The X-ray attenuation (HU) measured by micro-CT for the ex vivo tissue model comprising unlabeled and BP-Au NP labeled HA crystals at varying HA concentrations within HA-Matrigel compositions injected into murine MGs and imaged at (a) high (10 μm) and (b) low (100 μm) resolution. Error bars show one standard deviation of the mean (n = 5). X-ray attenuation increased with increasing HA concentration for both labeled and unlabeled HA-Matrigel compositions imaged at both high and low resolution (p < 0.0001, ANOVA). (a) Using high resolution imaging (10 μm), BP-Au NPs enhanced the X-ray attenuation of HA-Matrigel compositions at all HA concentrations (**p < 0.05 labeled vs. unlabeled, t-test), including at levels that were otherwise undetectable by micro-CT (*p < 0.005 vs. control 0 mg/mL, t-test). (b) Using low imaging resolution, BP-Au NPs enhanced the X-ray attenuation of HA-Matrigel compositions at HA concentrations ≥ 5.0 mg/mL compared to unlabeled HA at the same concentration (**p < 0.05 labeled vs. unlabeled, t-test).
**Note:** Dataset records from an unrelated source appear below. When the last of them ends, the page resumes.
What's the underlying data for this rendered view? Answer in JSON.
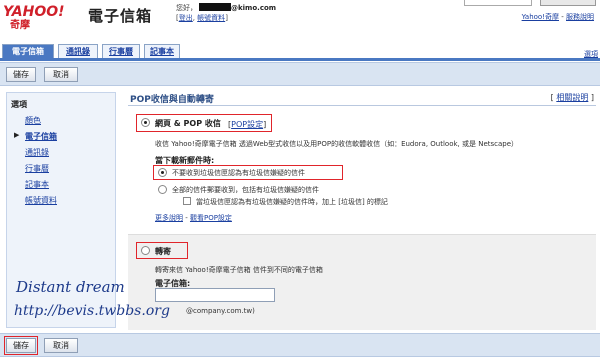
{
  "header": {
    "logo_text": "YAHOO!",
    "logo_sub": "奇摩",
    "app_title": "電子信箱",
    "greeting": "您好，",
    "email_domain": "@kimo.com",
    "logout": "登出",
    "account_settings": "帳號資料",
    "link_yahoo": "Yahoo!奇摩",
    "link_help": "服務說明"
  },
  "tabs": [
    {
      "label": "電子信箱"
    },
    {
      "label": "通訊錄"
    },
    {
      "label": "行事曆"
    },
    {
      "label": "記事本"
    }
  ],
  "tabs_right": "選項",
  "toolbar": {
    "save": "儲存",
    "cancel": "取消"
  },
  "sidebar": {
    "heading": "選項",
    "items": [
      {
        "label": "顏色"
      },
      {
        "label": "電子信箱"
      },
      {
        "label": "通訊錄"
      },
      {
        "label": "行事曆"
      },
      {
        "label": "記事本"
      },
      {
        "label": "帳號資料"
      }
    ]
  },
  "main": {
    "title": "POP收信與自動轉寄",
    "help": "相關說明",
    "pop": {
      "label": "網頁 & POP 收信",
      "settings_link": "POP設定",
      "desc": "收信 Yahoo!奇摩電子信箱 透過Web型式收信以及用POP的收信軟體收信（如：Eudora, Outlook, 或是 Netscape）",
      "download_heading": "當下載新郵件時:",
      "option1": "不要收到垃圾信匣認為有垃圾信嫌疑的信件",
      "option2": "全部的信件郵要收到，包括有垃圾信嫌疑的信件",
      "option2_sub": "當垃圾信匣認為有垃圾信嫌疑的信件時，加上 [垃圾信] 的標記",
      "more_link": "更多說明",
      "separator": " - ",
      "view_link": "觀看POP設定"
    },
    "forward": {
      "label": "轉寄",
      "desc": "轉寄來信 Yahoo!奇摩電子信箱 信件到不同的電子信箱",
      "email_label": "電子信箱:",
      "email_value": "",
      "example": "@company.com.tw)"
    }
  },
  "watermark": {
    "line1": "Distant dream",
    "line2": "http://bevis.twbbs.org"
  },
  "colors": {
    "accent": "#4a78c2",
    "highlight": "#e0252b",
    "link": "#1a3fa0"
  }
}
All differences in X-ray attenuation between the low (10 mg/L) and high (74 mg/L) BP-Au NP dose at the same HA concentration were not statistically significant (p > 0.23, t-test).

Fig. 7

Representative grayscale micro-CT images taken at high (10 μm) and (b) low (100 μm) resolution, showing unlabeled and BP-Au NP labeled (arrows) HA-Matrigel compositions within excised murine MGs. Enhanced contrast was visually apparent for BP-Au NP labeled HA compared to unlabeled HA at HA concentrations of 0.5 mg/mL and 5 mg/mL at high resolution and 5 mg/mL HA at low resolution. The lymph node (LN) was used as an anatomical landmark for injections.

Fig. 8

BP-Au NP binding to varying concentrations of HA crystals in HA-Matrigel compositions was characterized by measuring the concentration of unbound BP-Au NPs using ICP-OES. (a) Complete binding occurred at HA concentrations ≥ 5.0 mg/mL for either BP-Au NP dose, but the percent binding was significantly lower (*p < 0.001, t-test) for the higher BP-Au NP dose when binding was incomplete at a lower HA concentration (0.5 mg/mL). (b) The mass of BP-Au NPs bound per HA surface area (mg Au/m² HA) showed that the surface density of BP-Au NPs was significantly greater for the higher BP-Au NP at each HA concentration (*p < 0.0001, t-test) and decreased with increasing HA concentration for either BP-Au NP dose (p < 0.0001, ANOVA). Error bars show one standard deviation of the mean (n = 3) and error bars not shown were negligibly small.